Le livre s’ouvre fort joliment sur un vol d’étourneaux dans le ciel, formant un ballet qui change sans cesse, comme s’ils communiquaient entre eux, peut-être ma mémoire d’une précédente migration. Recherchent-ils la même chose que les hommes sur le chemin des migrations ?
Ce vol d’étourneaux, comme une phrase dans l’esprit, déclenche une réflexion à l’auteure sur ses lointains ancêtres : ses trisaïeuls et leur fils, coolies qui ont quitté leur Inde natale à la recherche d’une vie meilleure. Débarqués à Port-Louis, capitale de l’île Maurice, en 1872, ils sont aussitôt déshumanisés : on leur attribue un numéro 358444, 358445 et 358448 et leur nouvelle vie commence.
"La déshumanisation immédiate due provoque l’attribution d’un numéro à un être humain ne l’échappe pas. C’est un couperet qui marque l’avant et l’après ; c’est une marque au fer rouge qu’on applique, brûlante et grésillante".
On va suivre la famille sur plusieurs générations, au rythme des naissances, mariages, modification du statut, etc. Nathacha Appanah, est née elle-même sur l’île et y a vécu jusqu’à l’âge de six ans.
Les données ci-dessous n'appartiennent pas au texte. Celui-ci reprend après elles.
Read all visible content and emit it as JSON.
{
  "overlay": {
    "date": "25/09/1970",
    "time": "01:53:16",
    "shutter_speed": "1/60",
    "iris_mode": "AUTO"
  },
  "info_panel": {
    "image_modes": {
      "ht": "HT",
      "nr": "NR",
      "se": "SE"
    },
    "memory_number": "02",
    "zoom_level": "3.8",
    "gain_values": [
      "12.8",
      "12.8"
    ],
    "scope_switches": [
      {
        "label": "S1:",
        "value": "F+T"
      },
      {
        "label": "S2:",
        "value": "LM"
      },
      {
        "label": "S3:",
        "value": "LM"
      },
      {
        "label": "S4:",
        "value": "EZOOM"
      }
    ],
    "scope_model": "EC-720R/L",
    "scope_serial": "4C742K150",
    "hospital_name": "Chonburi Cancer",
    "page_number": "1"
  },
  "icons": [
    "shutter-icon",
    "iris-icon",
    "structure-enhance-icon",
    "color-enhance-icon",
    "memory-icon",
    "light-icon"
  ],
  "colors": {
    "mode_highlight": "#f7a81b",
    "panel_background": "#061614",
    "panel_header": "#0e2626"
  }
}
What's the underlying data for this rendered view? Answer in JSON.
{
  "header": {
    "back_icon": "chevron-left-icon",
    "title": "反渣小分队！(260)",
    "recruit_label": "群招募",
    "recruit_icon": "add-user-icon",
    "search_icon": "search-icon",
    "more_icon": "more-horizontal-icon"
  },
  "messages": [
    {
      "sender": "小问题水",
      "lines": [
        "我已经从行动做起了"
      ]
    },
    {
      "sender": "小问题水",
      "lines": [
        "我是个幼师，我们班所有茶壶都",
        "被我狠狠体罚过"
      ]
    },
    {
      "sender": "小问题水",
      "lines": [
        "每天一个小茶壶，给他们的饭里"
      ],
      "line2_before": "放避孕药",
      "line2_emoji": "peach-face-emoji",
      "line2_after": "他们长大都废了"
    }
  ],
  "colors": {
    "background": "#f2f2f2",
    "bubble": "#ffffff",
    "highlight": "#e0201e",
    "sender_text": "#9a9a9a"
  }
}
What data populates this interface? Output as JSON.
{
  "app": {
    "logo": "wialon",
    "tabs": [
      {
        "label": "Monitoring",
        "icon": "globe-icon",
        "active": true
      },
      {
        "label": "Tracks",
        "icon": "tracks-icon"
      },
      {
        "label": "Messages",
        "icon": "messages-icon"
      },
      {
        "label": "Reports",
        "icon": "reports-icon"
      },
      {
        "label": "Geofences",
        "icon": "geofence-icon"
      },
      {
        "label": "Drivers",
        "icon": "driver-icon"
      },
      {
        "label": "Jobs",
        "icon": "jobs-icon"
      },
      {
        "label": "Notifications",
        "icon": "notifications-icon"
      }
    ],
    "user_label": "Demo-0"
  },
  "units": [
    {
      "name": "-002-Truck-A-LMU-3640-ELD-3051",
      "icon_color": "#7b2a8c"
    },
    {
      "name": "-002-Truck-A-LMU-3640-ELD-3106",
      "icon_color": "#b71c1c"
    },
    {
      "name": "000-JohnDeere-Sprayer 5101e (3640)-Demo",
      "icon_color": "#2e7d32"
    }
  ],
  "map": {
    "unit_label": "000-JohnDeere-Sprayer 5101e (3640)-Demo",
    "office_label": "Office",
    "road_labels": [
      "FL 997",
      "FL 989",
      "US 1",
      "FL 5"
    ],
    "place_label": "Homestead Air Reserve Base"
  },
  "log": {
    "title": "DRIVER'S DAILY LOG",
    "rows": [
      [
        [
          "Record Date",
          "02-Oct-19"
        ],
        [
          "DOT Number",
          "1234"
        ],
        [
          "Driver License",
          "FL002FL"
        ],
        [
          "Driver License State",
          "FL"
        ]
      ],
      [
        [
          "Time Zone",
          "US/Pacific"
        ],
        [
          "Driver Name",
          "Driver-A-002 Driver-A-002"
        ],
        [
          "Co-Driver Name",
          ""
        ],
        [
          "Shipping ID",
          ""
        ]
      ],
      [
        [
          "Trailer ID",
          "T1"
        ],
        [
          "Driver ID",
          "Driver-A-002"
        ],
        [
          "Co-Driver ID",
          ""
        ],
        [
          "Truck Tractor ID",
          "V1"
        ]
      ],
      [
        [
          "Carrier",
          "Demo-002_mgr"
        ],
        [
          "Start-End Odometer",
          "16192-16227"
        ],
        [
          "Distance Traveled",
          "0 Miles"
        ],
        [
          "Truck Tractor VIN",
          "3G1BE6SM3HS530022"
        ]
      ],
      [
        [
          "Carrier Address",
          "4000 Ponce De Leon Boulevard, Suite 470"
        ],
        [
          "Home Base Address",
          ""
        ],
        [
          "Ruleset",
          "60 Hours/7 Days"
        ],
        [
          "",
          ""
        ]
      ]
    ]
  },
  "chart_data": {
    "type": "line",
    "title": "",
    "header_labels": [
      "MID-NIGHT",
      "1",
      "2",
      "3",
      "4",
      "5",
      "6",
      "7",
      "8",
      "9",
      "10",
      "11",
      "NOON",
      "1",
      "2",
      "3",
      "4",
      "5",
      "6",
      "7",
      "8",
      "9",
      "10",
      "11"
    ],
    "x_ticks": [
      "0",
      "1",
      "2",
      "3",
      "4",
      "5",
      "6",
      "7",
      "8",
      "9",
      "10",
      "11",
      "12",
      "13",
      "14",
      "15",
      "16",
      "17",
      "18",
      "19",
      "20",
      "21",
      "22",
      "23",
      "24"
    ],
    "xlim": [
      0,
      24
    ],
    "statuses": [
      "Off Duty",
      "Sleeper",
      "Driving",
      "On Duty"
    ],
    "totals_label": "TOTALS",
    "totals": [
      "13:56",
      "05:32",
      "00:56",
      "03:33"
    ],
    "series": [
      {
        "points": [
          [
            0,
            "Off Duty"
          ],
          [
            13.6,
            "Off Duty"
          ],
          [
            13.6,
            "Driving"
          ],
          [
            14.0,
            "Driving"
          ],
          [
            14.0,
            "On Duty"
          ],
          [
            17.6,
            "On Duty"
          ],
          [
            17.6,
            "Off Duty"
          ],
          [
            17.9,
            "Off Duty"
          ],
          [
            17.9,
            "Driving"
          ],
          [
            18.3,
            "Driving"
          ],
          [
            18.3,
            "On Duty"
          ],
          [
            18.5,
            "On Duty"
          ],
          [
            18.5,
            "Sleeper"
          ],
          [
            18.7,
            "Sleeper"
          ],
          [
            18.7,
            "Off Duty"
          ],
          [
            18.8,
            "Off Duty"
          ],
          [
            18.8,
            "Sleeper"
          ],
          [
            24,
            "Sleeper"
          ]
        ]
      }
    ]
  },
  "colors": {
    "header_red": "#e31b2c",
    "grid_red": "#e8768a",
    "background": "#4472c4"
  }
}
J’ai beaucoup aimé ce récit, qui nous raconte la dureté de l’exil, la langue que l’on perd en même que l’identité, le dur travail dans les champs de canne à sucre, la dureté des colons. Elle évoque aussi le silence, les anciens parlent peu du pays et de la culture qu’ils ont dû abandonner derrière eux. Peu à peu les souvenirs s’éloignent pour aboutir à ce que Nathacha Appanah appelle fort joliment « la mémoire délavée » et qu’elle tente de restaurer par l’écriture.
J’ai particulièrement aimé les grands-parents de l’auteure, leur opiniâtreté, leur volonté d’avancer, sans courber le dos, ce qui leur vaudra un exil dans un autre village, en particulier la grand-mère qui refuse de déclarer la poliomyélite de son fils, car cela entraînerait une stigmatisation, le soignant avec des plantes, selon sa médecine traditionnelle.
Nathacha Appanah a illustré son récit, avec des photographies, en noir et blanc, de Port-Louis, des bateaux, de la famille.
L’auteure nous raconte l’intime, avec pudeur et poésie, sans qu’on se sente voyeur, on partage son histoire, on imagine la terre de Maurice, les odeurs, et il est difficile, très difficile même de partager son ressenti, tant l’auteure nous donne l’impression que ces lignes sont une longue confidence entre elle et nous.
Je connais un peu l’histoire de l’île Maurice, grâce aux écrits d’un de mes auteurs préférés : J.M.G. Le Clézio, via l’irruption brutale des colons, d’extermination des dodos, mais je ne connaissais pas cet épisode de l’engagement au cours duquel, les coolies sont venus remplacer les esclaves noirs.
J’ai eu beaucoup de plaisir à retrouver la plume de l’auteure que j’ai découverte avec « Tropique de la violence » que j’ai beaucoup aimé.